Planned maintenance in June and August 2023

From ScientificComputing
Revision as of 09:21, 27 July 2023 by Sfux (talk | contribs)

(diff) ← Older revision | Latest revision (diff) | Newer revision → (diff)
Jump to: navigation, search

Please note that the Euler cluster will be undergoing maintenance for several days in June and August 2023:

  • Monday 5 June (morning) to Wednesday 7 June (morning): Hardware and software upgrades of the cluster's core components (admin nodes, login nodes, file servers) and migration of some data to a new storage system.
  • Monday 4 August (morning) to Friday 11 August (evening): Replacement of the water-cooling elements that were installed with the first generation of Euler — Euler I — ten years ago.

Both maintenances require a complete shutdown of Euler. The cluster's login nodes and file servers will be inaccessible during these times.

This is a pre-announcement to give you enough time to prepare for these downtimes. The exact times will be communicated 1-2 weeks prior to each maintenance.

As usual, batch queues will be progressively inactivated in the days/hours before the downtime to ensure that all nodes are empty when the cluster is shut down.


— Sorry for the inconvenience.

5-7 June 2023

Please note that the Euler cluster will be undergoing maintenance to perform hardware and software upgrades of the cluster's core components (admin nodes, login nodes, file servers) and migration of some data to a new storage system.

Therefore

Euler will be OFFLINE from 07:00 Monday 5 June until 11:00 Wednesday 7 June

As usual, batch queues will be inactivated prior to the maintenance to ensure that no jobs get killed when the cluster is shut down. Short jobs can still run until the cluster is offline. There is no action required on your part.

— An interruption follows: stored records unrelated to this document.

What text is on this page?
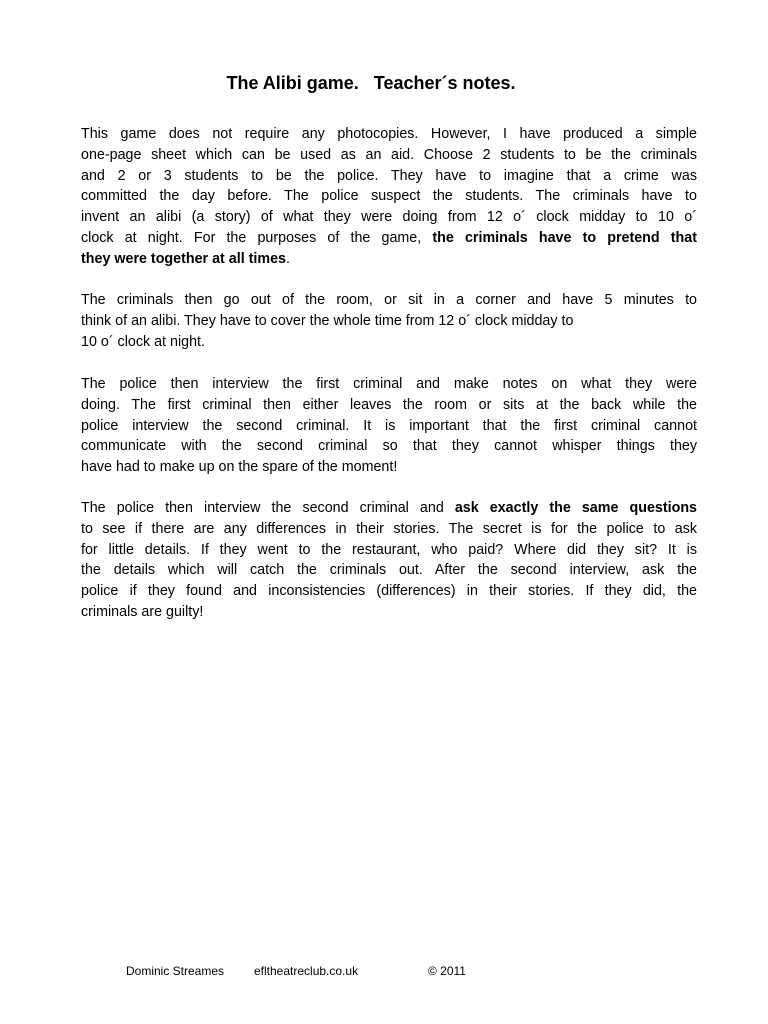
The Alibi game.   Teacher´s notes.
This game does not require any photocopies. However, I have produced a simple
one-page sheet which can be used as an aid. Choose 2 students to be the criminals
and 2 or 3 students to be the police. They have to imagine that a crime was
committed the day before. The police suspect the students. The criminals have to
invent an alibi (a story) of what they were doing from 12 o´ clock midday to 10 o´
clock at night. For the purposes of the game, the criminals have to pretend that
they were together at all times.
The criminals then go out of the room, or sit in a corner and have 5 minutes to
think of an alibi. They have to cover the whole time from 12 o´ clock midday to
10 o´ clock at night.
The police then interview the first criminal and make notes on what they were
doing. The first criminal then either leaves the room or sits at the back while the
police interview the second criminal. It is important that the first criminal cannot
communicate with the second criminal so that they cannot whisper things they
have had to make up on the spare of the moment!
The police then interview the second criminal and ask exactly the same questions
to see if there are any differences in their stories. The secret is for the police to ask
for little details. If they went to the restaurant, who paid? Where did they sit? It is
the details which will catch the criminals out. After the second interview, ask the
police if they found and inconsistencies (differences) in their stories. If they did, the
criminals are guilty!
Dominic Streames efltheatreclub.co.uk	© 2011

Sorry for the inconvenience

Please watch this page for regular updates before, during and after the maintenance.

Updates

2022-06-06 15:15
The login nodes of Euler are again open. Users can access their data and already submit jobs (they will stay in the queue until the queues are activated). We are still running some tests and will progressively reactivate the queues starting tomorrow morning.
2022-06-07 09:25
The maintenance has finished. The short queues are open and we will progressively activate the longer queues during the day.

4-11 August

Please note that the Euler cluster will be undergoing maintenance to replace the water-cooling elements that were installed with the first generation of Euler — Euler I — ten years ago.

Therefore

Euler will be OFFLINE from 12:00 (noon) Friday 4 August until 16:00 19:00 Friday 11 August.

As usual, batch queues will be inactivated prior to the maintenance to ensure that no jobs get killed when the cluster is shut down. Short jobs can still run until the cluster is offline. There is no action required on your part.

Sorry for the inconvenience

Please watch this page for regular updates before, during and after the maintenance.

Updates

2023-08-11 11:30
The infrastructure work at CSCS is taking more time than expected. We do not have power yet, so it will not be possible for us to reopen the cluster today as originally planned. More information will follow.
2023-08-11 14:00
The infrastructure work at CSCS is complete. Power has just been restored. We are now starting to power up the cluster's core systems (networks, storage, admin nodes).
2023-08-11 15:45
We're having some issues with the cluster's InfiniBand network. Our specialists on site are investigating and will try to fix it. It seems unlikely that we'll be able to reopen the cluster before the weekend.
2023-08-11 18:45
We will reopen a few login nodes at 19:00 to allow users to access their files and submit jobs. We still need some time to power up and test all compute nodes, so the batch queues will remain inactive until Monday morning.
2023-08-14 11:40
The first compute nodes are ready to process jobs. We opened the first queues (4h) and if there are no problems, then we will progressively open the remaining queues.
2023-08-14 13:40
24h queues are open
2023-08-14 14:50
The maintenance has finished. The 120h queues are open